Overall, however, Carter worries about DC’s graduation rates which is currently the lowest in the country. “Our graduation rate is 69 percent,” she says. “That’s not acceptable. If you make 69 on a test, that’s not good enough.” Carter’s platform for public education in the District has three planks: raising the graduation rate, adding more career and technical courses, including courses on computers and engineering, and adding more student support to classrooms. She would like to see the addition of more trained volunteers who can help overworked teachers with student reading levels. “I believe in public education and that everybody has a right to an education,” she says. “Education opens doors and I support everybody having an opportunity for upward mobility.”

Carter’s devotion to public education is easy to explain–she is the product of public schools, from elementary school to law school. Carter grew up on Maryland’s historic Kent Island, the largest island in the Chesapeake Bay, a picturesque place that was settled by the English in the 1600s. Neither of her parents had a college degree, but they founded a successful construction company on the island. There was also a foreshadowing of Ashley’s future political career during her early years: Carter represented George W. Bush in her high school’s mock presidential campaign. She was a minority on campus (as she would later come to understand, as one of the ten College Republicans at the University of Maryland), but when Bush won, Ashley got to deliver a victory speech.

Ashley’s political interests had already been awakened years before high school, however. An early memory was watching President Ronald Reagan on TV. “I remember him saying ‘Mr. Gorbachev, tear down that wall.’ I remember this distinctly. It seems I was always attracted to politics.” Ashley went on to the University of Maryland, College Park, where she received a B.A. in government and politics. During college, Ashley interned for a Maryland Congressman and spent her first year after graduation working for a Maryland State Delegate from Baltimore. While working full time, she went to school at night at the Columbus Law School of the Catholic University of America, her only stint at a non-public educational institution, and ultimately received her law degree from the University of Baltimore School of Law.

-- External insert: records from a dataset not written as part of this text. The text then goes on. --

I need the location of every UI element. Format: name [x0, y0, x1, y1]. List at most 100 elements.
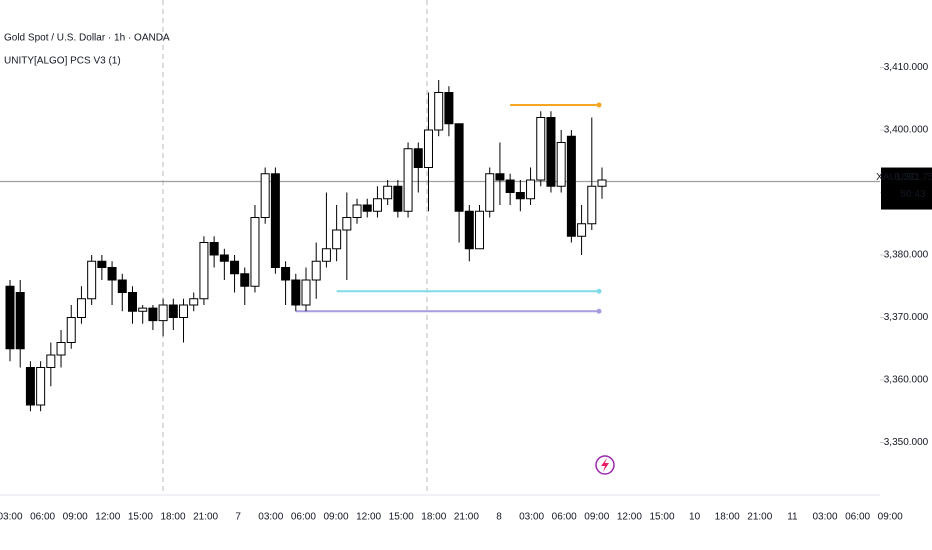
candle-body — [158, 304, 168, 322]
candle-body — [485, 173, 495, 212]
x-tick-label: 10 — [689, 512, 701, 523]
x-tick-label: 03:00 — [812, 512, 837, 523]
lightning-icon — [595, 455, 615, 475]
x-tick-label: 18:00 — [421, 512, 446, 523]
x-tick-label: 8 — [496, 512, 502, 523]
candle-body — [260, 173, 270, 218]
candle-body — [444, 92, 454, 125]
candle-body — [25, 367, 35, 406]
level-marker — [596, 308, 602, 314]
candle-body — [587, 185, 597, 225]
candle-body — [352, 204, 362, 218]
candle-body — [372, 198, 382, 212]
candle-body — [117, 279, 127, 293]
x-tick-label: 15:00 — [389, 512, 414, 523]
candle-body — [97, 260, 107, 268]
candle-body — [597, 179, 607, 187]
x-tick-label: 09:00 — [584, 512, 609, 523]
candle-body — [556, 142, 566, 187]
candle-body — [362, 204, 372, 212]
y-tick-label: 3,380.000 — [884, 250, 929, 261]
y-tick-label: 3,350.000 — [884, 437, 929, 448]
candle-body — [332, 229, 342, 250]
candle-body — [342, 217, 352, 231]
indicator-name: UNITY[ALGO] PCS V3 (1) — [4, 56, 121, 67]
candle-body — [250, 217, 260, 287]
candle-body — [270, 173, 280, 268]
y-tick-label: 3,360.000 — [884, 375, 929, 386]
x-tick-label: 21:00 — [747, 512, 772, 523]
candle-body — [179, 304, 189, 318]
x-tick-label: 12:00 — [356, 512, 381, 523]
candle-body — [46, 354, 56, 368]
x-tick-label: 09:00 — [878, 512, 903, 523]
x-tick-label: 12:00 — [95, 512, 120, 523]
candle-body — [209, 242, 219, 256]
countdown: 50:43 — [900, 189, 925, 200]
candle-body — [230, 260, 240, 275]
candle-body — [526, 179, 536, 200]
x-tick-label: 12:00 — [617, 512, 642, 523]
candle-body — [383, 185, 393, 200]
candle-body — [546, 117, 556, 187]
candle-body — [219, 254, 229, 262]
candle-body — [301, 279, 311, 306]
y-tick-label: 3,400.000 — [884, 125, 929, 136]
candle-body — [505, 179, 515, 193]
candle-body — [536, 117, 546, 181]
candle-body — [127, 292, 137, 312]
last-price-label: 3,391.755 — [895, 172, 932, 183]
candle-body — [475, 210, 485, 250]
candle-body — [36, 367, 46, 406]
candle-body — [515, 192, 525, 200]
candle-body — [87, 260, 97, 300]
candle-body — [291, 279, 301, 306]
candle-body — [76, 298, 86, 318]
x-tick-label: 03:00 — [258, 512, 283, 523]
candle-body — [413, 148, 423, 168]
level-marker — [596, 102, 602, 108]
x-tick-label: 06:00 — [30, 512, 55, 523]
x-tick-label: 11 — [787, 512, 798, 523]
candle-body — [15, 292, 25, 350]
x-tick-label: 03:00 — [519, 512, 544, 523]
candle-body — [148, 307, 158, 322]
candle-body — [454, 123, 464, 212]
symbol-label: XAUUSD — [876, 172, 918, 183]
x-tick-label: 15:00 — [649, 512, 674, 523]
x-tick-label: 03:00 — [0, 512, 23, 523]
candle-body — [66, 317, 76, 343]
x-tick-label: 21:00 — [193, 512, 218, 523]
x-tick-label: 18:00 — [160, 512, 185, 523]
candle-body — [464, 210, 474, 250]
candle-body — [393, 185, 403, 212]
candle-body — [5, 285, 15, 350]
y-tick-label: 3,410.000 — [884, 62, 929, 73]
candle-body — [311, 260, 321, 281]
candle-body — [189, 298, 199, 306]
candle-body — [423, 129, 433, 168]
candle-body — [577, 223, 587, 237]
candle-body — [168, 304, 178, 318]
x-tick-label: 06:00 — [552, 512, 577, 523]
candle-body — [281, 267, 291, 281]
x-tick-label: 09:00 — [63, 512, 88, 523]
candle-body — [403, 148, 413, 212]
x-tick-label: 15:00 — [128, 512, 153, 523]
price-label-box — [881, 167, 932, 210]
level-marker — [596, 288, 602, 294]
candle-body — [56, 342, 66, 356]
x-tick-label: 21:00 — [454, 512, 479, 523]
x-tick-label: 09:00 — [323, 512, 348, 523]
candle-body — [107, 267, 117, 281]
x-tick-label: 18:00 — [715, 512, 740, 523]
y-tick-label: 3,370.000 — [884, 312, 929, 323]
candle-body — [138, 307, 148, 312]
x-tick-label: 06:00 — [845, 512, 870, 523]
candle-body — [199, 242, 209, 300]
x-tick-label: 7 — [235, 512, 241, 523]
x-tick-label: 06:00 — [291, 512, 316, 523]
candle-body — [240, 273, 250, 287]
candle-body — [495, 173, 505, 181]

After law school, Ashley worked at a law firm. “It wasn’t driving me,” she recalls. “Looking over legal documents and pleadings didn’t excite me. I had an epiphany. I said, ‘I truly love politics. Why can’t I do law and politics?'” Carter went to work for the Republican National Lawyers Association, where she got her feet wet working on political campaigns at the national, state and local levels and making sure elections were open, fair, and honest.

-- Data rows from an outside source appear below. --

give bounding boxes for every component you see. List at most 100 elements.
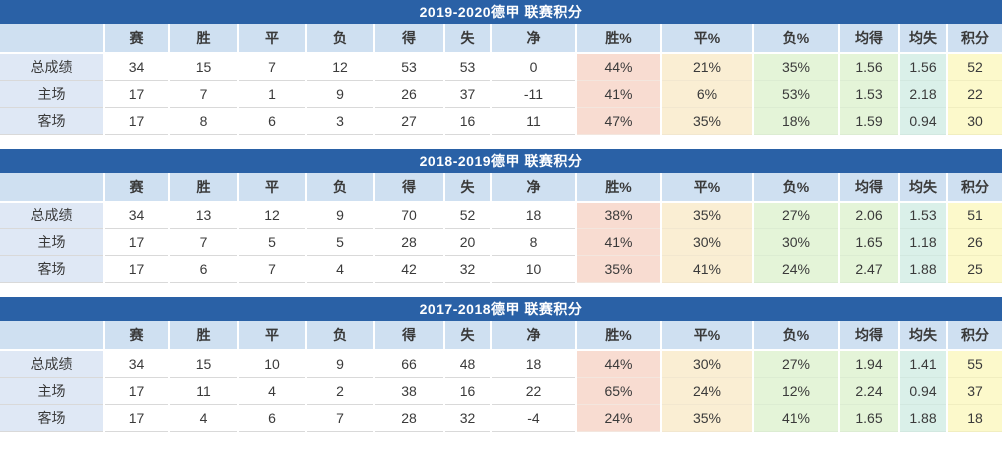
- table-body: 总成绩 34 13 12 9 70 52 18 38% 35% 27% 2.06 1.53 51 主场 17 7…: [0, 201, 1002, 283]
- column-header: [0, 321, 105, 351]
- stat-cell: 17: [104, 80, 170, 108]
- stat-cell: 30%: [661, 228, 754, 256]
- stat-cell: 7: [238, 255, 307, 283]
- table-row: 客场 17 4 6 7 28 32 -4 24% 35% 41% 1.65 1.88 18: [0, 404, 1002, 432]
- column-header: 均失: [899, 24, 948, 54]
- stat-cell: 16: [444, 107, 492, 135]
- stat-cell: 35%: [753, 53, 840, 81]
- header-row: 赛胜平负得失净胜% 平% 负% 均得 均失 积分: [0, 172, 1002, 203]
- stat-cell: 12: [238, 201, 307, 229]
- column-header: 平%: [661, 321, 754, 351]
- stat-cell: 2: [306, 377, 375, 405]
- stat-cell: 41%: [576, 228, 662, 256]
- row-label: 主场: [0, 377, 105, 405]
- stat-cell: 16: [444, 377, 492, 405]
- stat-cell: 17: [104, 228, 170, 256]
- stat-cell: 13: [169, 201, 239, 229]
- column-header: 胜%: [576, 321, 662, 351]
- stat-cell: 10: [491, 255, 577, 283]
- stat-cell: 41%: [661, 255, 754, 283]
- stat-cell: 8: [491, 228, 577, 256]
- stat-cell: 24%: [753, 255, 840, 283]
- stat-cell: 12: [306, 53, 375, 81]
- stat-cell: 48: [444, 350, 492, 378]
- column-header: 负: [306, 172, 375, 203]
- stat-cell: 21%: [661, 53, 754, 81]
- column-header: 积分: [947, 24, 1002, 54]
- column-header: 平: [238, 321, 307, 351]
- stat-cell: 30%: [753, 228, 840, 256]
- stat-cell: 28: [374, 228, 445, 256]
- stat-cell: 41%: [753, 404, 840, 432]
- stat-cell: 32: [444, 404, 492, 432]
- stat-cell: 25: [947, 255, 1002, 283]
- stat-cell: 0.94: [899, 377, 948, 405]
- stat-cell: 70: [374, 201, 445, 229]
- table-row: 主场 17 7 5 5 28 20 8 41% 30% 30% 1.65 1.18 26: [0, 228, 1002, 256]
- stat-cell: 32: [444, 255, 492, 283]
- row-label: 客场: [0, 107, 105, 135]
- stat-cell: -4: [491, 404, 577, 432]
- stat-cell: 41%: [576, 80, 662, 108]
- stat-cell: 1.53: [899, 201, 948, 229]
- column-header: 赛: [104, 24, 170, 54]
- column-header: 负: [306, 321, 375, 351]
- stat-cell: 24%: [661, 377, 754, 405]
- column-header: 胜: [169, 321, 239, 351]
- stat-cell: 53: [374, 53, 445, 81]
- column-header: 积分: [947, 172, 1002, 203]
- column-header: 得: [374, 321, 445, 351]
- table-row: 总成绩 34 13 12 9 70 52 18 38% 35% 27% 2.06 1.53 51: [0, 201, 1002, 229]
- stat-cell: 1.56: [839, 53, 900, 81]
- stat-cell: 1.88: [899, 404, 948, 432]
- stat-cell: 1.94: [839, 350, 900, 378]
- stat-cell: 6: [169, 255, 239, 283]
- stat-cell: 35%: [576, 255, 662, 283]
- stat-cell: 8: [169, 107, 239, 135]
- column-header: 得: [374, 172, 445, 203]
- stat-cell: 12%: [753, 377, 840, 405]
- stat-cell: -11: [491, 80, 577, 108]
- column-header: 净: [491, 24, 577, 54]
- stat-cell: 1: [238, 80, 307, 108]
- stat-cell: 1.65: [839, 228, 900, 256]
- stat-cell: 22: [947, 80, 1002, 108]
- column-header: 负%: [753, 321, 840, 351]
- row-label: 主场: [0, 228, 105, 256]
- stat-cell: 11: [169, 377, 239, 405]
- stat-cell: 27%: [753, 350, 840, 378]
- column-header: 均失: [899, 321, 948, 351]
- stats-table: 赛胜平负得失净胜% 平% 负% 均得 均失 积分 总成绩 34 13 12 9 70 52 18 38% 3…: [0, 172, 1002, 283]
- table-title: 2017-2018德甲 联赛积分: [0, 297, 1002, 321]
- stat-cell: 24%: [576, 404, 662, 432]
- table-row: 客场 17 6 7 4 42 32 10 35% 41% 24% 2.47 1.88 25: [0, 255, 1002, 283]
- stat-cell: 20: [444, 228, 492, 256]
- stat-cell: 15: [169, 53, 239, 81]
- stat-cell: 6: [238, 404, 307, 432]
- stat-cell: 42: [374, 255, 445, 283]
- stat-cell: 1.59: [839, 107, 900, 135]
- stat-cell: 17: [104, 377, 170, 405]
- column-header: 平: [238, 24, 307, 54]
- stat-cell: 9: [306, 350, 375, 378]
- table-body: 总成绩 34 15 7 12 53 53 0 44% 21% 35% 1.56 1.56 52 主场 17 7 1…: [0, 53, 1002, 135]
- stats-table: 赛胜平负得失净胜% 平% 负% 均得 均失 积分 总成绩 34 15 7 12 53 53 0 44% 21…: [0, 24, 1002, 135]
- column-header: [0, 172, 105, 203]
- stat-cell: 11: [491, 107, 577, 135]
- header-row: 赛胜平负得失净胜% 平% 负% 均得 均失 积分: [0, 24, 1002, 54]
- table-body: 总成绩 34 15 10 9 66 48 18 44% 30% 27% 1.94 1.41 55 主场 17 1…: [0, 350, 1002, 432]
- column-header: 负%: [753, 172, 840, 203]
- stat-cell: 1.65: [839, 404, 900, 432]
- column-header: 平: [238, 172, 307, 203]
- column-header: 失: [444, 24, 492, 54]
- stat-cell: 2.47: [839, 255, 900, 283]
- stat-cell: 2.06: [839, 201, 900, 229]
- column-header: 赛: [104, 172, 170, 203]
- column-header: 净: [491, 321, 577, 351]
- table-row: 主场 17 11 4 2 38 16 22 65% 24% 12% 2.24 0.94 37: [0, 377, 1002, 405]
- stat-cell: 65%: [576, 377, 662, 405]
- stat-cell: 7: [306, 404, 375, 432]
- table-title: 2018-2019德甲 联赛积分: [0, 148, 1002, 173]
- stat-cell: 34: [104, 350, 170, 378]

In addition to being active in politics, Ashley belongs to the Junior League of Washington and works with several nonprofit organizations to promote literacy. She is a Nationals fan and has a personality-laden cat named Destroyer. When she came to IWF and IWV, a lawyer who had worked with Ashley told the powers that be, “This is who you want to hire.” She works hard during the day and in the evenings visits constituents. As is generally the case for the Modern Feminist, we ask Carter: Do you consider yourself a feminist?

“Yes, I do,” she replies. “A feminist is a woman who chooses the life she wants to lead and leads it by example. She may be a CEO of a big corporation or a stay-at-home-mother. I support all these choices that women make, and therefore I consider myself a feminist.”

And the last question: Will other political offices, perhaps Congress or the Senate, be in your future?”Let’s just start with day one of the board of education,” she says.

But I can plant the idea, can’t I? Who knows, maybe she will meet neighbors who have a problem only a Senator Carter can solve?